Creative accountancy and the ‘long togas’
The Pension Fund for Vatican staff was also virtually bankrupt, with a deficit of €700-800 million. Money was invested sometimes in companies with a bad track record, in one case losing over 50%; but €94 million was found to be floating around between various departments. Property owned in London with a market value of €73 million was entered on the books at €38.8 million; Swiss properties valued at €49 million were written down at €18 million. Such creative accountancy could be regarded as fraudulent. Although there should be no more than 6,000 discount cards for Vatican employees’ use in their duty free stores, the actual number was 41,000. 14% of tobacco sales was registered to one unspecified card holder. The auditors reported: "During the last two years, there have been 1.6 million euros in losses, on the basis of warehouse discrepancies." This implies shoplifting on a large scale. In the Congregation for the Causes of Saints two lay postulators were responsible for 180 causes, and the recommended printing press
Nova Res was owned by one of them. All very cosy and far from fragrant. Nuzzi comments "The Curia is like a soft belly, absorbing and normalizing any attempt at change. Inertia is its default mode... The people who made this material available to me did so because they are pained by the deeply rooted hypocrisy they see in the Vatican... Every day they observe the huge gap between what Francis has promised and what is being done to hinder his reforms and undermine his credibility... The long togas tend to minimize everything lay people say, no matter how well supported it is by data and careful audits. ‘The Church does not consist of numbers but of souls’; this is the generic response of the cardinals when a lay official allows himself to make a criticism."

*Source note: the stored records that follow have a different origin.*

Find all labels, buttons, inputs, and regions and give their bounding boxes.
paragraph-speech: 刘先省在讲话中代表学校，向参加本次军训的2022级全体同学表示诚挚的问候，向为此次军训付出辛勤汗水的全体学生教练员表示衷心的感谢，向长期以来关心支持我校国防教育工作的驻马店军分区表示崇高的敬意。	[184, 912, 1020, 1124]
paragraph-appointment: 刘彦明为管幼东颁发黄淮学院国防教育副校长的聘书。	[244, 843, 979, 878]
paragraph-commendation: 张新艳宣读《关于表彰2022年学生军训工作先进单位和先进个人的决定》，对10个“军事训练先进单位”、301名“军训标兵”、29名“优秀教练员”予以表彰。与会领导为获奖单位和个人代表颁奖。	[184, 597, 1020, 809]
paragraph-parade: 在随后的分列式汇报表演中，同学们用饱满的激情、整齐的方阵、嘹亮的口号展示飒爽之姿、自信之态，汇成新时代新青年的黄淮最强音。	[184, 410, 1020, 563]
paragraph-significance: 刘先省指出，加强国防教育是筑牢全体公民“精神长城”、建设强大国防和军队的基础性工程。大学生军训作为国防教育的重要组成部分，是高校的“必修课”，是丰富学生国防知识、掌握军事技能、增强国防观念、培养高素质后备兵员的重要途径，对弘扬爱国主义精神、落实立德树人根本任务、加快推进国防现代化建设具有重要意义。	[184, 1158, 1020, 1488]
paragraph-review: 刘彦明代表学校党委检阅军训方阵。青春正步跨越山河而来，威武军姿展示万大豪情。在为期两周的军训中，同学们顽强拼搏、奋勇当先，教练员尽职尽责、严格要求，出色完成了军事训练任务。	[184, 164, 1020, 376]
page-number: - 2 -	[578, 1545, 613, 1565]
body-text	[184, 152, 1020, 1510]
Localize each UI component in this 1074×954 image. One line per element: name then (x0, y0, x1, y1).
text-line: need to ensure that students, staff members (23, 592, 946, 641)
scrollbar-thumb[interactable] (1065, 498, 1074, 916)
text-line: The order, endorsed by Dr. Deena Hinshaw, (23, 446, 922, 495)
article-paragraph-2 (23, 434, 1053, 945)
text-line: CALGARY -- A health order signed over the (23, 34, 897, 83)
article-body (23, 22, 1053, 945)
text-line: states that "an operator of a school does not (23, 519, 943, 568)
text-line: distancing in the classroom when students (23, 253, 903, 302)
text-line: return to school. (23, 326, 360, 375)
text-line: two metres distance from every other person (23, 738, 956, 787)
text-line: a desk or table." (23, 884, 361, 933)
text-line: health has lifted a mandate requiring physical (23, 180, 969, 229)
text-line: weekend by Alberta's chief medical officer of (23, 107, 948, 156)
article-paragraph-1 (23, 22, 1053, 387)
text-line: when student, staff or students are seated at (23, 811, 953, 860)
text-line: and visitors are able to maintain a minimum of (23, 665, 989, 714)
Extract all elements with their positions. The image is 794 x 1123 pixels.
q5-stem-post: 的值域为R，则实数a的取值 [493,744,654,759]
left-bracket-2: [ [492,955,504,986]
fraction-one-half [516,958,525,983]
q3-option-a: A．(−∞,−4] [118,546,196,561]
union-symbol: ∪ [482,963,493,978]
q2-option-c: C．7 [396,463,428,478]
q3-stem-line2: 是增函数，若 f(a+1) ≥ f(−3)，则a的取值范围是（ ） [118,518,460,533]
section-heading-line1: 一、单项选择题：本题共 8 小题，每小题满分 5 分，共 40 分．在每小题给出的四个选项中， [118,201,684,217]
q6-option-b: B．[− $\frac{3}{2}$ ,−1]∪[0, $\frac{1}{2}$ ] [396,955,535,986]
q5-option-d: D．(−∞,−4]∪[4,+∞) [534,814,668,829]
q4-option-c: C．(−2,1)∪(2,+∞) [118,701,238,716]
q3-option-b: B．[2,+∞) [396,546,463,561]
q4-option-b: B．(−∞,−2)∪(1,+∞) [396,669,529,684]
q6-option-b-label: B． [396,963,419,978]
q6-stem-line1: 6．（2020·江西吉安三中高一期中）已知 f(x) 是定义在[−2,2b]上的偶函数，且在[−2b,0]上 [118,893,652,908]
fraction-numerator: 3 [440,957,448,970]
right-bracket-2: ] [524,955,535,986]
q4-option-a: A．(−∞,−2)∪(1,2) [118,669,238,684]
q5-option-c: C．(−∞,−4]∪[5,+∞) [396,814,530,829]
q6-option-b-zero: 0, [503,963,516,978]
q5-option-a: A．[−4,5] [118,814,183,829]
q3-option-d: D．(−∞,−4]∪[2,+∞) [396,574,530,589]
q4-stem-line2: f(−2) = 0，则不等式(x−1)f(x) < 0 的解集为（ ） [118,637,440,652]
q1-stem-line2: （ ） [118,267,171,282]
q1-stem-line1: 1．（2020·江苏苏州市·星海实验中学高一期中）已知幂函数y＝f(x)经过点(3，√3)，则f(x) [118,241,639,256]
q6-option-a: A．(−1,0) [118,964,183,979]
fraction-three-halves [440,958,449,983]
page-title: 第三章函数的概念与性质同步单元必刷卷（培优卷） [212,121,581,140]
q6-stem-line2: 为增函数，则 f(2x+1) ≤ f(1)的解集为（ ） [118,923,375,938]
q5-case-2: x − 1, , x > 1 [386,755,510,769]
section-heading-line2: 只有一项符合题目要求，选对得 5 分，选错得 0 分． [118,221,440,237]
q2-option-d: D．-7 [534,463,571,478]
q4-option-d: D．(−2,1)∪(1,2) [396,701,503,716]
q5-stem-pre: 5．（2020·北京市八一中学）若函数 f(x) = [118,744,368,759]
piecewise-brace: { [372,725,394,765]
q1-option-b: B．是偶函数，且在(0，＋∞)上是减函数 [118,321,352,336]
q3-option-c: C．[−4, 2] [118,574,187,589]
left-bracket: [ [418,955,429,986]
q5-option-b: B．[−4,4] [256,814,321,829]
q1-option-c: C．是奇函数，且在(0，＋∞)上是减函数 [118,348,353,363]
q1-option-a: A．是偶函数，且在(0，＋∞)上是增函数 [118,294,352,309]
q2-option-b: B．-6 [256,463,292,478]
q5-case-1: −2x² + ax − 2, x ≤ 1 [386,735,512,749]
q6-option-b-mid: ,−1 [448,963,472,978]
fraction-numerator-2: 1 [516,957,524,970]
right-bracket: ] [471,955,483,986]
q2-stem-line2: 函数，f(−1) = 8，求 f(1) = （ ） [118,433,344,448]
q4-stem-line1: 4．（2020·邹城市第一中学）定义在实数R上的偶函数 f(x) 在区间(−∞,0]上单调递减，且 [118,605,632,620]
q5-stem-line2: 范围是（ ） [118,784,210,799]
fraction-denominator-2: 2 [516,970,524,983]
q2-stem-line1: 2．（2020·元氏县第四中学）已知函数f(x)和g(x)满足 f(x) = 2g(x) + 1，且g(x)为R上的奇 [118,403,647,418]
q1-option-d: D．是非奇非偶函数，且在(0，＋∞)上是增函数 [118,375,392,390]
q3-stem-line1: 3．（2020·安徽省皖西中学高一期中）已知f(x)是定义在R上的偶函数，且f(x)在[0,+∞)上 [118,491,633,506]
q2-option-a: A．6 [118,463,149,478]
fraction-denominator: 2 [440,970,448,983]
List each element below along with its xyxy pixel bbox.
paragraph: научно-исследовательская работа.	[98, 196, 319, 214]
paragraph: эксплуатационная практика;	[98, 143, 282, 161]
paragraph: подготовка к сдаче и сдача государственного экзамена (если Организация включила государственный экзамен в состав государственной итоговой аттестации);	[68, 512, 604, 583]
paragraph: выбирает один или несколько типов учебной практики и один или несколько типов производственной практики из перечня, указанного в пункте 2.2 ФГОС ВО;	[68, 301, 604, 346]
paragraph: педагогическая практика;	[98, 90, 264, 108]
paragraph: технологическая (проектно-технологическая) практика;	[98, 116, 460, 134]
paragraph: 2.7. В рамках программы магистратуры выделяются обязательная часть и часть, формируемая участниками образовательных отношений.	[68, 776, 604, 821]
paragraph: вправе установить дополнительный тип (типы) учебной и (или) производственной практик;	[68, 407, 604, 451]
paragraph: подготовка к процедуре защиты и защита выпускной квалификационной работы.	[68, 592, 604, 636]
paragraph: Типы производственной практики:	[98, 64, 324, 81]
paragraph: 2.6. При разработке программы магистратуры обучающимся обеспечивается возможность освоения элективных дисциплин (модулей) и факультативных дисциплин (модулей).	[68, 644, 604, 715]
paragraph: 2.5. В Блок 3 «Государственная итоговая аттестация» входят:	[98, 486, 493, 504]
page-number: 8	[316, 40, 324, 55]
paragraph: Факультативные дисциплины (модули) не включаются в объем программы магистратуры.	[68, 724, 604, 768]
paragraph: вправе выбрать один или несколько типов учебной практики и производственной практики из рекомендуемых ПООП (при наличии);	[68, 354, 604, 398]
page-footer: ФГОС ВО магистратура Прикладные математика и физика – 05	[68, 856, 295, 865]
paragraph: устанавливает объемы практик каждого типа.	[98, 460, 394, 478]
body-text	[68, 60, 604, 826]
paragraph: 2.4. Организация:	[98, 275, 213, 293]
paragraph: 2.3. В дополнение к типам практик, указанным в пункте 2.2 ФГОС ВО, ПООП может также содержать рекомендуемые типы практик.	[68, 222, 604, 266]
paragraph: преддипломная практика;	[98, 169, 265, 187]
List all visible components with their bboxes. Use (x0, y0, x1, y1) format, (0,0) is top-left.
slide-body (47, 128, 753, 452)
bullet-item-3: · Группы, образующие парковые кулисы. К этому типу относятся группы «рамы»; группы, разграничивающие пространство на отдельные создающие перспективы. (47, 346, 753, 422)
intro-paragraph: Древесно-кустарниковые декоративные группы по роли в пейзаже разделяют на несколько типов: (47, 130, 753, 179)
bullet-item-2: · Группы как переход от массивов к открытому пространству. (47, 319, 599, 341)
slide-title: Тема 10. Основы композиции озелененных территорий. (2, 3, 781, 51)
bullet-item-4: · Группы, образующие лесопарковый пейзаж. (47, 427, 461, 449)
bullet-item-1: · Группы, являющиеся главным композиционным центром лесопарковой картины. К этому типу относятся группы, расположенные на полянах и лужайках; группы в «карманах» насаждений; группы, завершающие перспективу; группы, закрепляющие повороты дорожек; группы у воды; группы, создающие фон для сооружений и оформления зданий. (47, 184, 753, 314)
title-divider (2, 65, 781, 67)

Those who are acquainted with the ecclesiastical nomenclature will neither be surprised at the revelations nor at the battle now raging. It may result in Pope Francis being a casualty like his predecessor, or a renewed and more transparent bureaucracy. At the moment there is a stalemate. Nuzzi will probably not serve anything like eight years; Benedict pardoned his butler, Paolo Gabrieli and sends Christmas presents to his children. The book unfortunately has no index, which would greatly help to untangle what still reads like something out of The Godfather.
Notes:
Fr. James Tolhurst has been a parish priest and a seminary Spiritual Director and is a former Book Reviews Editor of Faith Magazine.